Çocuklarına iyi bir gelecek sağlamak için üç ayrı işte çalışan adamın bir yandan da onları yaşadıkları yerin tehlikelerinden korumak için aldığı önlemler ve verdiği mücadeleler filmin ilk yarısını renklendiren unsurlar ama filmin bu bölümlerini asıl parlatan adamın iki çocuğu ile karşılıklı sahneleri. Örneğin posta kutusunu kimin kırdığı sorusu ile başlayan “sorgulama ve itiraf ettirme” sahnesi Arkin’in dinamik oyununun, çocuk oyuncuların ona başarı ile ayak uydurmasının ve elbette diyalogların katkısı ile gülmeyi garantileyen anlara sahip. “Özgür Küba” cemiyetinin toplantısı veya kahramanımızın bozulan bir tesisatı onarmak için geldiği otelde yaşadıklarından özellikle ikincisi daha çarpıcı olabilecekken üzerinde yeterince çalışılmamış havası ile hedeflendiği kadar etkili olamıyorlar. Filmin dramın ağır bastığı ikinci yarısı ise hem hikâyenin inandırıcılığını bir parça yitirmesi hem de belki de dramı dengelemek için Arkin’in oyunculuğundaki komediyi artırması nedeni ile ilk yarının hayli altında kalıyor sinemasal açıdan. Öyle ki ilk yarının hayat dolu dinamizmi ikinci yarıda yerini Walt Disney’in bir zamanlar aileler için bolca çektiği televizyon filmlerinin sıradanlık dolu havasına bırakıyor. Kimi anları ile hayli parlak olan senaryonun bazı anlarda da hayli yüzeyselliğe kapılması ilginç; hemen tüm hastane sahnesi örneğin sanki yukarıda bahsettiğim sorgu sahnesini veya peşinde kendisini kovalayan onlarca çocuktan kaçan kahramanımızın sahnesini yazan kişiler tarafından değil de sıradan televizyon filmlerinin senaristleri tarafından yaratılmış gibi duruyor. Yönetmen New York bölümü sona ererken kamerayı klasik film sonlarında olduğu gibi yavaş yavaş uzaklaştırırken, takip eden Florida bölümünde farklı havada bir film seyrettireceğini de vurgulamış adeta.

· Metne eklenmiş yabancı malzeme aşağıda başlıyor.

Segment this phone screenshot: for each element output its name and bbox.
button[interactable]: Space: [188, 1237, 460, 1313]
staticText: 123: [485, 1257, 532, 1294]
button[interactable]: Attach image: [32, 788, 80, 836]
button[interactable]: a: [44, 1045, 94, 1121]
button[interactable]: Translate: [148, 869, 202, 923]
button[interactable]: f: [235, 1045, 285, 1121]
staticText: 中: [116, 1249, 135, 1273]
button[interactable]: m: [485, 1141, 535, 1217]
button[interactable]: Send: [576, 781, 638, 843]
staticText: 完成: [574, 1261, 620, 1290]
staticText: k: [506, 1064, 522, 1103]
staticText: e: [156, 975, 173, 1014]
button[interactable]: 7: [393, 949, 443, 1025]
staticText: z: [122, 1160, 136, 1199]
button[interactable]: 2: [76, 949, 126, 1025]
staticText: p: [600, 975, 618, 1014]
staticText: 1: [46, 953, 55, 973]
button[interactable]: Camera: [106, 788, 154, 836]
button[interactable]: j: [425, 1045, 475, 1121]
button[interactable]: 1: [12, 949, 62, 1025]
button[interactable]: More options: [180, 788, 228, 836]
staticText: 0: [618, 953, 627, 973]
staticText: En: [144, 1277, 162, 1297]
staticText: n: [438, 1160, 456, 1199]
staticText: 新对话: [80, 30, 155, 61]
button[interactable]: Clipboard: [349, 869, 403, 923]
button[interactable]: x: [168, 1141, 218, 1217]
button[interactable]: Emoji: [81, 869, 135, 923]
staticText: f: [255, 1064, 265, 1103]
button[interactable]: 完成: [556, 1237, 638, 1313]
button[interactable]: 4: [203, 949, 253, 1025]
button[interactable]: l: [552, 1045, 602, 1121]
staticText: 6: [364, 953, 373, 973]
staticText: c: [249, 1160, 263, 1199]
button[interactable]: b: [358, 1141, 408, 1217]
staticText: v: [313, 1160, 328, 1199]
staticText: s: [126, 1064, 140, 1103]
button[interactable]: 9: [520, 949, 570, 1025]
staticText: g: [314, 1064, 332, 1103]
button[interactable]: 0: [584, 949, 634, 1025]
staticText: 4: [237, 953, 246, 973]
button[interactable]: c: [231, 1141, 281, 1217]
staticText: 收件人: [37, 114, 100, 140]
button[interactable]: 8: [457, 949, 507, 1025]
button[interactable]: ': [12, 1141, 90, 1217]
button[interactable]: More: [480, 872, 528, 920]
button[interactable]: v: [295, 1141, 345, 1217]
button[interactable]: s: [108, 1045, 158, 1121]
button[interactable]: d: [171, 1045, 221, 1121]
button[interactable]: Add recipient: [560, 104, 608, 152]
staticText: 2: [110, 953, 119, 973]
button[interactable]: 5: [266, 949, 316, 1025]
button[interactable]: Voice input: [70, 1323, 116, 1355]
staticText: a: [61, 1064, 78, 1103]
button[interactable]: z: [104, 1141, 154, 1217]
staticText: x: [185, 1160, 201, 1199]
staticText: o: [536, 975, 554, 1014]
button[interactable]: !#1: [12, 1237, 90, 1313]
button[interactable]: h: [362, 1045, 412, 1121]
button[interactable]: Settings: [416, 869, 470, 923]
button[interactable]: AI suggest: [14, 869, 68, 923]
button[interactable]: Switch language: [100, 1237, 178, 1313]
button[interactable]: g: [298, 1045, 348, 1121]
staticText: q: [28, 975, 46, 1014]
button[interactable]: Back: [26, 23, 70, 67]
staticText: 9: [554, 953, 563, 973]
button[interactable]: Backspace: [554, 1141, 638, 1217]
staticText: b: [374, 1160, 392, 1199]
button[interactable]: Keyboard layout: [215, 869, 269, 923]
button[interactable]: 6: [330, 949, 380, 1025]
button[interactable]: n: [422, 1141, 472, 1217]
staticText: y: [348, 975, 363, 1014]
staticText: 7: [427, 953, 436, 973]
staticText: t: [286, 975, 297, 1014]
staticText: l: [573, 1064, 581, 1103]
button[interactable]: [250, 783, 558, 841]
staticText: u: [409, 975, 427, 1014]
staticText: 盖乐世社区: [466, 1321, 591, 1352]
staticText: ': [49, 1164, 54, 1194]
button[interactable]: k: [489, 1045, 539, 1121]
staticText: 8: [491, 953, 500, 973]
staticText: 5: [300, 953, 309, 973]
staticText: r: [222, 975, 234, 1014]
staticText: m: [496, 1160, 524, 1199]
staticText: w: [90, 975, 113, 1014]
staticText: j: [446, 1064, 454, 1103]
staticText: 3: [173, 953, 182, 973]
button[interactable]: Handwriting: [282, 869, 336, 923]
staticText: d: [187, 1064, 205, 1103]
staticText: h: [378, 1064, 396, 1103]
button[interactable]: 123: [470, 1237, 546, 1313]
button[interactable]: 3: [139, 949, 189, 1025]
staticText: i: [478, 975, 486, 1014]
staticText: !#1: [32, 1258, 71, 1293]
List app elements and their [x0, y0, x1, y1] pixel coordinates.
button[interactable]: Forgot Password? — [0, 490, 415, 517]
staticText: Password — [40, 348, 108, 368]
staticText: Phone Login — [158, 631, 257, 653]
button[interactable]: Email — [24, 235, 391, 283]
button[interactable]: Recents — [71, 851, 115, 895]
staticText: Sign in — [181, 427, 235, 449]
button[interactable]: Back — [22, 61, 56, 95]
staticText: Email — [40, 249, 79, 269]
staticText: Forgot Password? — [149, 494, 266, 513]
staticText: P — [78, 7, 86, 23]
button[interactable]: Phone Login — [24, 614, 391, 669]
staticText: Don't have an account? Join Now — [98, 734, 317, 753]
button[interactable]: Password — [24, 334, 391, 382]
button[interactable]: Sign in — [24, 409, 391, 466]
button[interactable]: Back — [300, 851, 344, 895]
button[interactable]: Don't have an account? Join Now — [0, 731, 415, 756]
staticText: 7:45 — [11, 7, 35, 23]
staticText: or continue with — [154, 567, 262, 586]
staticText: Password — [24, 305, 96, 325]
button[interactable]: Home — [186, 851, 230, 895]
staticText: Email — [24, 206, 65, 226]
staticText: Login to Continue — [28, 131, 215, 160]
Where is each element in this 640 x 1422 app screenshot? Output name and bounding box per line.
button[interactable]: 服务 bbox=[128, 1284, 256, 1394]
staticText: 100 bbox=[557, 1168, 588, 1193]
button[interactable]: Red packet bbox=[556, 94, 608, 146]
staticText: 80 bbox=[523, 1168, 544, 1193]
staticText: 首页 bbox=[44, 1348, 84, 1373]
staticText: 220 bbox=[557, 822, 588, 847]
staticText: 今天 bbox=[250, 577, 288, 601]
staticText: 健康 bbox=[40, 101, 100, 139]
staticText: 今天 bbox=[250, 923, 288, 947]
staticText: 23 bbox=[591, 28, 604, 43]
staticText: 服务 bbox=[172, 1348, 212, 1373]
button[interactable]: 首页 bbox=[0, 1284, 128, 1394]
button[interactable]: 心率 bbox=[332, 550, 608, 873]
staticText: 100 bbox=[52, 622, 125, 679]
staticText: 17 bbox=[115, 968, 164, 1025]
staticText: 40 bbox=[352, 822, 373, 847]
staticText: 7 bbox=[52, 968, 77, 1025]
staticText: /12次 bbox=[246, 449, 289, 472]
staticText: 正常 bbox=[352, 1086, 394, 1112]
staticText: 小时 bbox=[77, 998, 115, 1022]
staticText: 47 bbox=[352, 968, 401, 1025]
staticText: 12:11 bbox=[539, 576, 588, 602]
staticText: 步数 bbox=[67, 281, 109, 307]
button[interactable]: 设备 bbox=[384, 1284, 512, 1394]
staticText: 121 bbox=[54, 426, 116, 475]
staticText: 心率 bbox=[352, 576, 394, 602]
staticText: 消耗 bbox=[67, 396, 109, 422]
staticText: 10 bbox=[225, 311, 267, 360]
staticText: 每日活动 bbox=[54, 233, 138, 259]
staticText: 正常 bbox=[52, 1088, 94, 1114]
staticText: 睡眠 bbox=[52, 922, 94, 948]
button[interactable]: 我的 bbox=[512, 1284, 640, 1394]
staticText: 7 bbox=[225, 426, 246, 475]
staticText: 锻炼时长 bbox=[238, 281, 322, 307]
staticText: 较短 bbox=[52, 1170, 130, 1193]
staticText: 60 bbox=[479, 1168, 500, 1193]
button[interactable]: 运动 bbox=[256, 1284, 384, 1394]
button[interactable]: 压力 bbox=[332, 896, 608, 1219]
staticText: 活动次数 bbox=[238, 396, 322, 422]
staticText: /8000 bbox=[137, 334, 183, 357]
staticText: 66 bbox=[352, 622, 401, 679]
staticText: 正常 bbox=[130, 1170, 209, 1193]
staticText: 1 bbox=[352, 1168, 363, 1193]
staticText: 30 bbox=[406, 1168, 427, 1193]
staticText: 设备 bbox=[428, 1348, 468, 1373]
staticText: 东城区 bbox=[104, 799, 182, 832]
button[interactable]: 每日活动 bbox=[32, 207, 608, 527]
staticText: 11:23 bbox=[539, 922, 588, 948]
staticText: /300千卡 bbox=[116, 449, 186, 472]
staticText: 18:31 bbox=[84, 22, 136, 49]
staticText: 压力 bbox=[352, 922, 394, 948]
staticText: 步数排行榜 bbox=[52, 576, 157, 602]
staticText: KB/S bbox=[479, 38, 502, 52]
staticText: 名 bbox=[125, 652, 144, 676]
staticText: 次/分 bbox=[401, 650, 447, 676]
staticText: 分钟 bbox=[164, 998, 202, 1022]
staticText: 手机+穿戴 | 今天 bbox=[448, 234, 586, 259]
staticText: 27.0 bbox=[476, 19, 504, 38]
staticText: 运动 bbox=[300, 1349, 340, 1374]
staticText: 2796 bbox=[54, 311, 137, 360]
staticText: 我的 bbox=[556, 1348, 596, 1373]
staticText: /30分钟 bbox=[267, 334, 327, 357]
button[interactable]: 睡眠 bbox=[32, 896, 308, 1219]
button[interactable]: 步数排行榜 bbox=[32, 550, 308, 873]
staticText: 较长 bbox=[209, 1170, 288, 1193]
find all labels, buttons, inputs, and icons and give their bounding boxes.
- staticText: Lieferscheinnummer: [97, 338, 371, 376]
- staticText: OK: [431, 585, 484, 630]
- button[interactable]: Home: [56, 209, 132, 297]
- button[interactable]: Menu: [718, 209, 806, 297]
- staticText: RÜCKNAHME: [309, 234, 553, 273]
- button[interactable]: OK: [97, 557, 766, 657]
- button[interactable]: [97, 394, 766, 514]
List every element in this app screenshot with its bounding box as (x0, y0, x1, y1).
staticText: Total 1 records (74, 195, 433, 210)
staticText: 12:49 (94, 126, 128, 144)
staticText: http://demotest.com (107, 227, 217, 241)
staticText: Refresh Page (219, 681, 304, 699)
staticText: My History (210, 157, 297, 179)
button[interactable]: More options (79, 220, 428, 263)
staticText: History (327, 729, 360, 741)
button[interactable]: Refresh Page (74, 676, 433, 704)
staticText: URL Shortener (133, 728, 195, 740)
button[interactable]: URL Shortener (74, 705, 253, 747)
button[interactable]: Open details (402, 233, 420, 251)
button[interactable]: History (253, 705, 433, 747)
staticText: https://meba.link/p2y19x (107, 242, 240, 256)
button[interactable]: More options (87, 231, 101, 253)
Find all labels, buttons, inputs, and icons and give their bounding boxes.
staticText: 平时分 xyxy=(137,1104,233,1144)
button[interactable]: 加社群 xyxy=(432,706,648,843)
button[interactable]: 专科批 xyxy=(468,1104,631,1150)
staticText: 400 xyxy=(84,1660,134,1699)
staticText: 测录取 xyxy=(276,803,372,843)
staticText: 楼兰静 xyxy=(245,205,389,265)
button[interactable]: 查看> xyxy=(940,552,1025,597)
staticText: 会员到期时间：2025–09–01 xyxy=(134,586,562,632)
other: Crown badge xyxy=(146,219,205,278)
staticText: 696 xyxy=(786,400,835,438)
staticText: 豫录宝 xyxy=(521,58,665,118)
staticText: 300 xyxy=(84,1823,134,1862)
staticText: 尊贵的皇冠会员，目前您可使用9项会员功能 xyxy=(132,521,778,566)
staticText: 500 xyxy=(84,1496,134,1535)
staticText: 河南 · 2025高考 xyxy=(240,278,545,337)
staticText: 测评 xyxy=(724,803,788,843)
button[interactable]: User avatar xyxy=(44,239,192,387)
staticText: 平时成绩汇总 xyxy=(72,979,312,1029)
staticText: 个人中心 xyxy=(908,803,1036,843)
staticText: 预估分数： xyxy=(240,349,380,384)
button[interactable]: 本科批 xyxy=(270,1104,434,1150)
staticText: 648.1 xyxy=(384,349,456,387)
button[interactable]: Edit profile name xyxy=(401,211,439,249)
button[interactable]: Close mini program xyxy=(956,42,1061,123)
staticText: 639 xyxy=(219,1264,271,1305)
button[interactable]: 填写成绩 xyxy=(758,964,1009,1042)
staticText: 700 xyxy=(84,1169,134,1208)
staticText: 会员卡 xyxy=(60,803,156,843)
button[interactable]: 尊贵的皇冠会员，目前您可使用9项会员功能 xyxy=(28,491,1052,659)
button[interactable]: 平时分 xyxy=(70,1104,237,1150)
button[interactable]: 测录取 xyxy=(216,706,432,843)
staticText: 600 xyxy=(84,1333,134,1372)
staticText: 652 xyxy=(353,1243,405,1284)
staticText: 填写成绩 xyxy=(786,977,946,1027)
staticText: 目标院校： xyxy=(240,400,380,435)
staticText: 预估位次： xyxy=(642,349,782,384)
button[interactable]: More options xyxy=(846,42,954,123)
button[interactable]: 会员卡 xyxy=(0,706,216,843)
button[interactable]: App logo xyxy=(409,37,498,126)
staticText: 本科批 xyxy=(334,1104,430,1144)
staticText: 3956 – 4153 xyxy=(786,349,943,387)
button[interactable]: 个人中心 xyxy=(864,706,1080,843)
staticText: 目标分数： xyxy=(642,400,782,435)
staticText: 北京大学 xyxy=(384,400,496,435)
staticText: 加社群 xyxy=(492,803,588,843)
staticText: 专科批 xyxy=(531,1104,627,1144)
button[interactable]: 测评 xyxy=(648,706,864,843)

Amerikan rüyasına yeterli olmasa da kimi dokundurmaları, Küba’yı komünizmden kurtarmaya yeminli “Özgür Küba” yanlılarının fanatizmi ile dalga geçebilmesi, Arkin’in özellikle ilk yarıdaki zaman zaman Peter Sellers’ı hatırlatan oyunculuğu ve yine ilk yarısındaki kaosu ile görülebilir bir film karşımızdaki. Senaryo ilginç karakterlerini daha derin işleyesebilseymiş, inandırıcılığını ve komedisini koruyup Walt Disney yüzeyselliklerine kapılmasaymış çok daha iyi olurmuş kuşkusuz.